Smartly framed slow-motion zombie attacks provide the visual sustenance, while aural heft is brought by Metallica’s early thrash classic ‘For Whom the Bell Tolls’. Such a ferocious soundtrack could make paint drying compelling, but here it sets viewers up for a delightfully grisly comedy.
Spring Breakers (2012)
Critics remain divided over whether Harmony Korine’s deliriously silly film is a radical and empowering feminist touchstone or hideously sexist trash. Its effervescent blast of bikinis, booze and drugs focuses on four female college students who meet a Florida drug dealer and descend into a world of crime and violence.
LA multimedia studio Gentleman Scholar provided the sparkling neon typography, which temptingly suggests the exhilaration to follow. Then Skrillex’s EDM behemoth ‘Scary Monsters and Nice Sprites’ explodes on the soundtrack and a semi-clad beach rave leaves viewers in no doubt as to what to expect from the rest of the film.
The Forbidden Room (2015)
Canadian filmmaker Guy Maddin’s oddball experimental romantic mystery is a bizarre sensory experience. It loosely concerns a submarine that’s been trapped deep underwater for months with an unstable cargo. However, that’s really a framing device for Maddin and co-director Evan Johnson to delve into a variety of bizarre vignettes and immaculately designed sets.
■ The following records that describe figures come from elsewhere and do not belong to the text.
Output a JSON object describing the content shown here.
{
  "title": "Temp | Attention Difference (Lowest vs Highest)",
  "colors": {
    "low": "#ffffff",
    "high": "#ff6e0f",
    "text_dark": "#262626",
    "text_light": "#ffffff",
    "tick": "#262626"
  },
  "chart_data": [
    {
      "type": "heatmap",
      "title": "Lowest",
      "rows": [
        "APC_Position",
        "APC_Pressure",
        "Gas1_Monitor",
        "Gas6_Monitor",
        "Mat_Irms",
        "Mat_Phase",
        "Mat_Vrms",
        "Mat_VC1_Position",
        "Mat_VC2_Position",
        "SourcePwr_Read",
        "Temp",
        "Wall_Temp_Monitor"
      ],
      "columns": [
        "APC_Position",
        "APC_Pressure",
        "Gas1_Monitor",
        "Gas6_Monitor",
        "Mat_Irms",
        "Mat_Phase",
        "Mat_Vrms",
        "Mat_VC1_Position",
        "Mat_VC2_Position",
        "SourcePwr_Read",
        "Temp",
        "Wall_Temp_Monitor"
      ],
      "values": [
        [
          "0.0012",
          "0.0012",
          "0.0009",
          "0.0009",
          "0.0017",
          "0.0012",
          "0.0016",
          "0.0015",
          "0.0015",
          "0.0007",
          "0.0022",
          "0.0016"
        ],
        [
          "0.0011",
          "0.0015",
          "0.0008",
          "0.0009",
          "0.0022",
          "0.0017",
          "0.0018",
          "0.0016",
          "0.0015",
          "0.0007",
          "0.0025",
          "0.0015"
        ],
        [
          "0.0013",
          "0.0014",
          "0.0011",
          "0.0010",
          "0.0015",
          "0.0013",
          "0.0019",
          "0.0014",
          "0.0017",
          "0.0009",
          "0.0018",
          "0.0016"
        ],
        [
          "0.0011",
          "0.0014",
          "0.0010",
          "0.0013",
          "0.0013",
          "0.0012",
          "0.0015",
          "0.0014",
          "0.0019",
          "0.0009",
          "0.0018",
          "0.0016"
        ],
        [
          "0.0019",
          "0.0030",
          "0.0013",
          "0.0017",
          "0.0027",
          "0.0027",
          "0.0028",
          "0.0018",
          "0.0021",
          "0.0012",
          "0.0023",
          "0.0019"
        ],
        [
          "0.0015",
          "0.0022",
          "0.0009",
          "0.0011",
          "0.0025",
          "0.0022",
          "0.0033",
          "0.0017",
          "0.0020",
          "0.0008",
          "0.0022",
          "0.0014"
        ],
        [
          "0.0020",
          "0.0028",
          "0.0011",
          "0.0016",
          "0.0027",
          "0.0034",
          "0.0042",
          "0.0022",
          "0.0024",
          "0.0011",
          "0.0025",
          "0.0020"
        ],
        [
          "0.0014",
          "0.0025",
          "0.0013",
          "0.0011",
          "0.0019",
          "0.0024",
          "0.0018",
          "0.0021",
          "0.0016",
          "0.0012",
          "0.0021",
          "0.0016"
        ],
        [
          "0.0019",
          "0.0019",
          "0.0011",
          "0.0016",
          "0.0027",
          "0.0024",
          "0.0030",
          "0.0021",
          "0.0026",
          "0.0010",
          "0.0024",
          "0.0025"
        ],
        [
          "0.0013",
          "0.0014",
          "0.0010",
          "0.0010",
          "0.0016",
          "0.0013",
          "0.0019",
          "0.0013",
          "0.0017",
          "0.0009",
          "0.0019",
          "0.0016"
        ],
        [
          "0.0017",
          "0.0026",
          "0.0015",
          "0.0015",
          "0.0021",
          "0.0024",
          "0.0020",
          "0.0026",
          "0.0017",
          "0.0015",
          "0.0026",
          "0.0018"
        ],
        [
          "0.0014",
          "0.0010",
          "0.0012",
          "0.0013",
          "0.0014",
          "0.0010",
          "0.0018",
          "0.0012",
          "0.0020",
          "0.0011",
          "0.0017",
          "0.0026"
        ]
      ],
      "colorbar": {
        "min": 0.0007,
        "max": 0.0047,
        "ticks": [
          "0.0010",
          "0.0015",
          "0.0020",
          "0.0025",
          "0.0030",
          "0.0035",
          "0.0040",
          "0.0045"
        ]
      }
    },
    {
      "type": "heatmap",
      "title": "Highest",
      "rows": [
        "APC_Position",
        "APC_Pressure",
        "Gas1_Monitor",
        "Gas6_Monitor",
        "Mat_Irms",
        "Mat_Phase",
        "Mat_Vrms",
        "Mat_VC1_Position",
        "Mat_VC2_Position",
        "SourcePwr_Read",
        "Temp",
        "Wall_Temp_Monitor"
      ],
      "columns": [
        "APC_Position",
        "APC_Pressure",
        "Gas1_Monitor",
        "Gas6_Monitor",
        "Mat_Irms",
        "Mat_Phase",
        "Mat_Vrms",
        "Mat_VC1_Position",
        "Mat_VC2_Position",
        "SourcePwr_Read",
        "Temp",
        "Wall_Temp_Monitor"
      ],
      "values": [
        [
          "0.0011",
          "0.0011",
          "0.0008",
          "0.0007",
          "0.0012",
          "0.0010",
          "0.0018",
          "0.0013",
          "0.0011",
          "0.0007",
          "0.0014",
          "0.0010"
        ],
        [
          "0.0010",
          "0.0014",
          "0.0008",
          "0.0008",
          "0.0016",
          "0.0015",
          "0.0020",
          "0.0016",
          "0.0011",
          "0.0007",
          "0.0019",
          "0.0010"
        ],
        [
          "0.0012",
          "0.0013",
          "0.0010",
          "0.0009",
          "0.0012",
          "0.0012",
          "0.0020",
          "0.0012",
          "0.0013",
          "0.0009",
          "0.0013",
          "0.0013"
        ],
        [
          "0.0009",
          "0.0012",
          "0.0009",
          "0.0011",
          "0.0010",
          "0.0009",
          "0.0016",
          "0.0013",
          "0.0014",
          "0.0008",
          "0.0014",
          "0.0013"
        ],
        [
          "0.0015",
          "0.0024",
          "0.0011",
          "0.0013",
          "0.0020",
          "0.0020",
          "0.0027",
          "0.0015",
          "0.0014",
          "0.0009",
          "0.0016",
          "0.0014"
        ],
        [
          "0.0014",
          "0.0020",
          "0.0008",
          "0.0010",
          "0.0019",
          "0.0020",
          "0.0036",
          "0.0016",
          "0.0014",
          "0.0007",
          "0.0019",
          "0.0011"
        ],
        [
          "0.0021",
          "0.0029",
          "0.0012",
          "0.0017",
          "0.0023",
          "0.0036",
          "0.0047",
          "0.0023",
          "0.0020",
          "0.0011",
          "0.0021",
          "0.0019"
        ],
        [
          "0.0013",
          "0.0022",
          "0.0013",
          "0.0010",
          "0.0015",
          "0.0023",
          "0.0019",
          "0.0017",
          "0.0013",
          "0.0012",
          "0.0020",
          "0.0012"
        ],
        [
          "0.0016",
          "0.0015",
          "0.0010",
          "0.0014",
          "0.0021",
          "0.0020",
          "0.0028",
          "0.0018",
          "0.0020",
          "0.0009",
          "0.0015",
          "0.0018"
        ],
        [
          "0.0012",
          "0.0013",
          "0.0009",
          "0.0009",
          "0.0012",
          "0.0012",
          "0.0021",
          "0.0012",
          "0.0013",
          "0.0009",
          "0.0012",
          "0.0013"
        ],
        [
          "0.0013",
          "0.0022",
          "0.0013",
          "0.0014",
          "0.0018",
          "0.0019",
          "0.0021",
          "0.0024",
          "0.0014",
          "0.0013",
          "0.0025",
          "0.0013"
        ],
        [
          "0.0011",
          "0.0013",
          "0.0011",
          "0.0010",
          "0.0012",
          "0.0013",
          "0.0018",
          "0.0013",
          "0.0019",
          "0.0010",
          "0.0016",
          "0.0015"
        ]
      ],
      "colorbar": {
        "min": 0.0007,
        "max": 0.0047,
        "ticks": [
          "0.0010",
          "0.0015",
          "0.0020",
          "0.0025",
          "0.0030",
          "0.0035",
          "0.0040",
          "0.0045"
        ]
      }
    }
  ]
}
Production designer Galen Johnson created the stunning titles in which typefaces and film stocks blur and change and flicker in hypnotic, nostalgic fashion. Bill Morrison’s found footage films, obscure silents and a poor quality YouTube version of Carl Theodor Dreyer’s Vampyr (1932) were key inspirations.
Deadpool’s titles are meta and hilarious. A raucous freeway gunfight between the eponymous anti-superhero and a Cadillac Escalade minivan full of thugs ends with their violent deaths. As the credits begin, this moment is frozen as a detailed, animated tableau of flying debris and brutalised bodies.
Smart visual in-jokes abound, such as star Ryan Reynolds appearing on the front of People magazine, while the regrettable Juice Newton cover of ‘Angel of the Morning’ on the soundtrack has a saccharine sickliness that’s a great counterpoint to the on-screen carnage. Even better are the fake credits in which no real names appear. Instead, we watch “Some Douchebag’s Film,” starring “a British Villain” and including “A Gratuitous Cameo”.